In 1995, Semenza’s lab was the first to identify the genes that encode hypoxia-inducible factor-1 (HIF-1), a transcription factor that alters cellular responses to low oxygen. His group found that HIF-1 responds to low oxygen levels by controlling which genes are used in a cell. The protein enables cancer cells to live in the low-oxygen conditions found within tumors, and helps the body respond to cardiovascular...
“That was a major accomplishment, but for years after that, nobody knew why it was that this transcription factor was turned on during low oxygen conditions and then turned off during high oxygen conditions,” Paul Schumacker, a hypoxia researcher at Northwestern University Feinberg School of Medicine, tells The Scientist.

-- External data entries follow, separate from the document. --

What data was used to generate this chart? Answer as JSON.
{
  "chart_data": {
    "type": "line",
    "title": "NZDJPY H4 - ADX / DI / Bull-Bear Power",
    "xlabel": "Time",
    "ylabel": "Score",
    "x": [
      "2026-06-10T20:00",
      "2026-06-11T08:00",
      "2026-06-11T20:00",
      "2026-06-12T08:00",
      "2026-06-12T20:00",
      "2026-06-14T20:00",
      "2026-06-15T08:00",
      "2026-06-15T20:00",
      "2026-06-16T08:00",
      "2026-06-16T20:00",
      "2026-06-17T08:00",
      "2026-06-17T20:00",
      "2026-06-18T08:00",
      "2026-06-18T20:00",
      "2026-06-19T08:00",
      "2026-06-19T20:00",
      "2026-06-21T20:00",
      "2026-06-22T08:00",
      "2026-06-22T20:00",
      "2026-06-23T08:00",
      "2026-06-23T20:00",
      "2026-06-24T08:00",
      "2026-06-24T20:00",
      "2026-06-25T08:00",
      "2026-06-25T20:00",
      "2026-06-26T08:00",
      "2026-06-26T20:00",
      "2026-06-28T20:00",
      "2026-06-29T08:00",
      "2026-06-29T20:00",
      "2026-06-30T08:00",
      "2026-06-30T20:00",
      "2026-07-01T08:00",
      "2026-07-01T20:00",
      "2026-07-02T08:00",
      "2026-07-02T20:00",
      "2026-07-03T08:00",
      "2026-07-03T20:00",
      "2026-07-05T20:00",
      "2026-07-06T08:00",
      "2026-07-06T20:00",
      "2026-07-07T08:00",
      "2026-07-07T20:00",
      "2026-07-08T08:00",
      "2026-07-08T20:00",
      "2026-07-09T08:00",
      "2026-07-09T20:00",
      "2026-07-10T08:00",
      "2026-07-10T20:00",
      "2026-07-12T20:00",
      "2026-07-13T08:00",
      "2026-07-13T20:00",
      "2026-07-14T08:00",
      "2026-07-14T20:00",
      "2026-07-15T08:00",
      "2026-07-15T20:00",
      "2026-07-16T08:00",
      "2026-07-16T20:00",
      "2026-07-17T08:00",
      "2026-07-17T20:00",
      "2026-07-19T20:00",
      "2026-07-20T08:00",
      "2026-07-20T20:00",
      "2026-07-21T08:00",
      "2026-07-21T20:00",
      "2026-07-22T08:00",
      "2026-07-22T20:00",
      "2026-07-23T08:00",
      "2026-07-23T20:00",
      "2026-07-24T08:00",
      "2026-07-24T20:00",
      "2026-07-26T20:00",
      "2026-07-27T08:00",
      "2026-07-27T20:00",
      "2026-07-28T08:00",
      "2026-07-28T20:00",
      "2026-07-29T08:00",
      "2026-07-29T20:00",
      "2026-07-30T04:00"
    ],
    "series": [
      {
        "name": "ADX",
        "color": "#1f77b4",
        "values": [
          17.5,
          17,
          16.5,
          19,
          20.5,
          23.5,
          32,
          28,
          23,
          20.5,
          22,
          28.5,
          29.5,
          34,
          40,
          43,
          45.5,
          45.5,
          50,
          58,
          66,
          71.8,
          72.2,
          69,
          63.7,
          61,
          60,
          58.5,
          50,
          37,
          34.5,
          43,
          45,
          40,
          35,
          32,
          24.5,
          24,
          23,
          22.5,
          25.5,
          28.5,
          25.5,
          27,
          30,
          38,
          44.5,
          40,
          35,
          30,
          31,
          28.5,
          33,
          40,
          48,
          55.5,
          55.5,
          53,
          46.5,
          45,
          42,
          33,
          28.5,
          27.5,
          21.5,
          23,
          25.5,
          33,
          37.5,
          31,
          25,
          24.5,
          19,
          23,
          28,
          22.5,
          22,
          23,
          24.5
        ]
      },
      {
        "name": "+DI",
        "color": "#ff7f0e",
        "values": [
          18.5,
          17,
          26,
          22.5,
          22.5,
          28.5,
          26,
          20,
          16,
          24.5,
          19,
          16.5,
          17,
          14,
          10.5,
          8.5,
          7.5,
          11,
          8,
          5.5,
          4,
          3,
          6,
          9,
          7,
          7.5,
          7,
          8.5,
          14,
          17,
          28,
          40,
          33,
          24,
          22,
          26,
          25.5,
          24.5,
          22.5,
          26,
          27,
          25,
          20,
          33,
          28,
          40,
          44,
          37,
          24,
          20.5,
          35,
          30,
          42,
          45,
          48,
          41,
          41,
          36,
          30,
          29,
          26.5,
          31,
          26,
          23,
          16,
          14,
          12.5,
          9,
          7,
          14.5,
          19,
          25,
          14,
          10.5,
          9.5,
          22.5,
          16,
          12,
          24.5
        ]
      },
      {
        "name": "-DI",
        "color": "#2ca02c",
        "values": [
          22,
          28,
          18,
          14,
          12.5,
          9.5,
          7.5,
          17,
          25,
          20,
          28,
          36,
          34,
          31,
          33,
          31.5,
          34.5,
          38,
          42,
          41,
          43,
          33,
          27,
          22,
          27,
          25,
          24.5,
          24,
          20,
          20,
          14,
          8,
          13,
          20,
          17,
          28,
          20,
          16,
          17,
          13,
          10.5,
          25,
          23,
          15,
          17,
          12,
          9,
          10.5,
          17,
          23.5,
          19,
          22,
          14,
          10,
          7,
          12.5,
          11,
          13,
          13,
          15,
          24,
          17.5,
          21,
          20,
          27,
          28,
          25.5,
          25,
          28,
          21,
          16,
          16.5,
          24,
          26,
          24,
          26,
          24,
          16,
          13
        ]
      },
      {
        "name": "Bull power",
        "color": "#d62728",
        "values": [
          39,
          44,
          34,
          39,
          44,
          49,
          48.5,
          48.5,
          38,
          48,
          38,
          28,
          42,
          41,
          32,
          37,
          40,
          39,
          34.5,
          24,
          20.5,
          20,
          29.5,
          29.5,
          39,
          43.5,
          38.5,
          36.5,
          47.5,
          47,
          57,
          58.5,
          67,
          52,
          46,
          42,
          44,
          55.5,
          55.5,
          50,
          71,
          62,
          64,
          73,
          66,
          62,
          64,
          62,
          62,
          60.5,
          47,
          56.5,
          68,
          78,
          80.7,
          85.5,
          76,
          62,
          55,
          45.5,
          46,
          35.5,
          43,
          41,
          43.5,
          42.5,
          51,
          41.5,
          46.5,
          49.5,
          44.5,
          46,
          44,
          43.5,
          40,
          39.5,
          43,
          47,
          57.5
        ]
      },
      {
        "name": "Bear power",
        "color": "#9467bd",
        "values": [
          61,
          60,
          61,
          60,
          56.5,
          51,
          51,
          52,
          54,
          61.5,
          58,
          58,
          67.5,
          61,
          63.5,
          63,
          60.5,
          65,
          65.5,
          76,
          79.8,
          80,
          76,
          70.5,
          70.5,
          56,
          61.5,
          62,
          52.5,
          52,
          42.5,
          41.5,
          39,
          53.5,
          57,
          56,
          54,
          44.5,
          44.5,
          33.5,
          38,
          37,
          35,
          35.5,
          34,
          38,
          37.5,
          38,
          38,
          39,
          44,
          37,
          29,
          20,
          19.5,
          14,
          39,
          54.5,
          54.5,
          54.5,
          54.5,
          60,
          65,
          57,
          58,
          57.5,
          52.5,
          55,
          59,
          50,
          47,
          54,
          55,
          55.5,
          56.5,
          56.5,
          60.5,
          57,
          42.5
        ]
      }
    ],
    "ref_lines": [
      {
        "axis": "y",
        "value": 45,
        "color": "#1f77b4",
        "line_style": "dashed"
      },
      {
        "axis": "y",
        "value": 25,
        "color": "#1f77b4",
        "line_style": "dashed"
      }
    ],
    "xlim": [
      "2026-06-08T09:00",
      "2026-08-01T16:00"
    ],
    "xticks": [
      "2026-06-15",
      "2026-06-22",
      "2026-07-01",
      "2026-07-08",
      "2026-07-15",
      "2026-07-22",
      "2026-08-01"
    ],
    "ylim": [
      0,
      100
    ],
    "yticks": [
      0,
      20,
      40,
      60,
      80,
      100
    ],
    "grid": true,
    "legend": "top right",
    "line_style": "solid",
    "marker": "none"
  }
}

Kaelin and Ratcliffe then uncovered the cellular mechanisms behind the regulation of HIF-1. Kaelin’s 1999 study of the tumor-suppressor gene VHL, which helps control HIF, has been crucial for understanding cellular responses to changes in oxygen levels, according to a Harvard Medical School press release. Mutations in VHL cause von Hippel–Lindau disease, a disorder that results in cysts and benign tumors. Following the discovery of VHL’s link to HIF, Kaelin and Ratcliffe independently published papers in Science in 2001 on how the VHL protein recognizes and binds to HIF.
“All three of them won the Lasker Award . . . so it wasn’t too surprising that they won the Nobel Prize today,” says Schumacker. “I congratulate them for spectacular pieces of work that opened the doors for many, many others to study facets of this transcriptional regulation in an important field.”
“It’s fantastic research that they’ve done,” Eamonn Maher, geneticist at the University of Cambridge who has collaborated with Kaelin and Ratcliffe, tells The Scientist. “It’s great that the research on a very rare disorder such as von Hippel–Lindau disease was instrumental in providing the insights into something as fundamental as oxygen sensing . . . the observations that they’ve made are wonderful,” he says.
The three winners will equally split the prize of 9 million Swedish kronor ($908,640 US).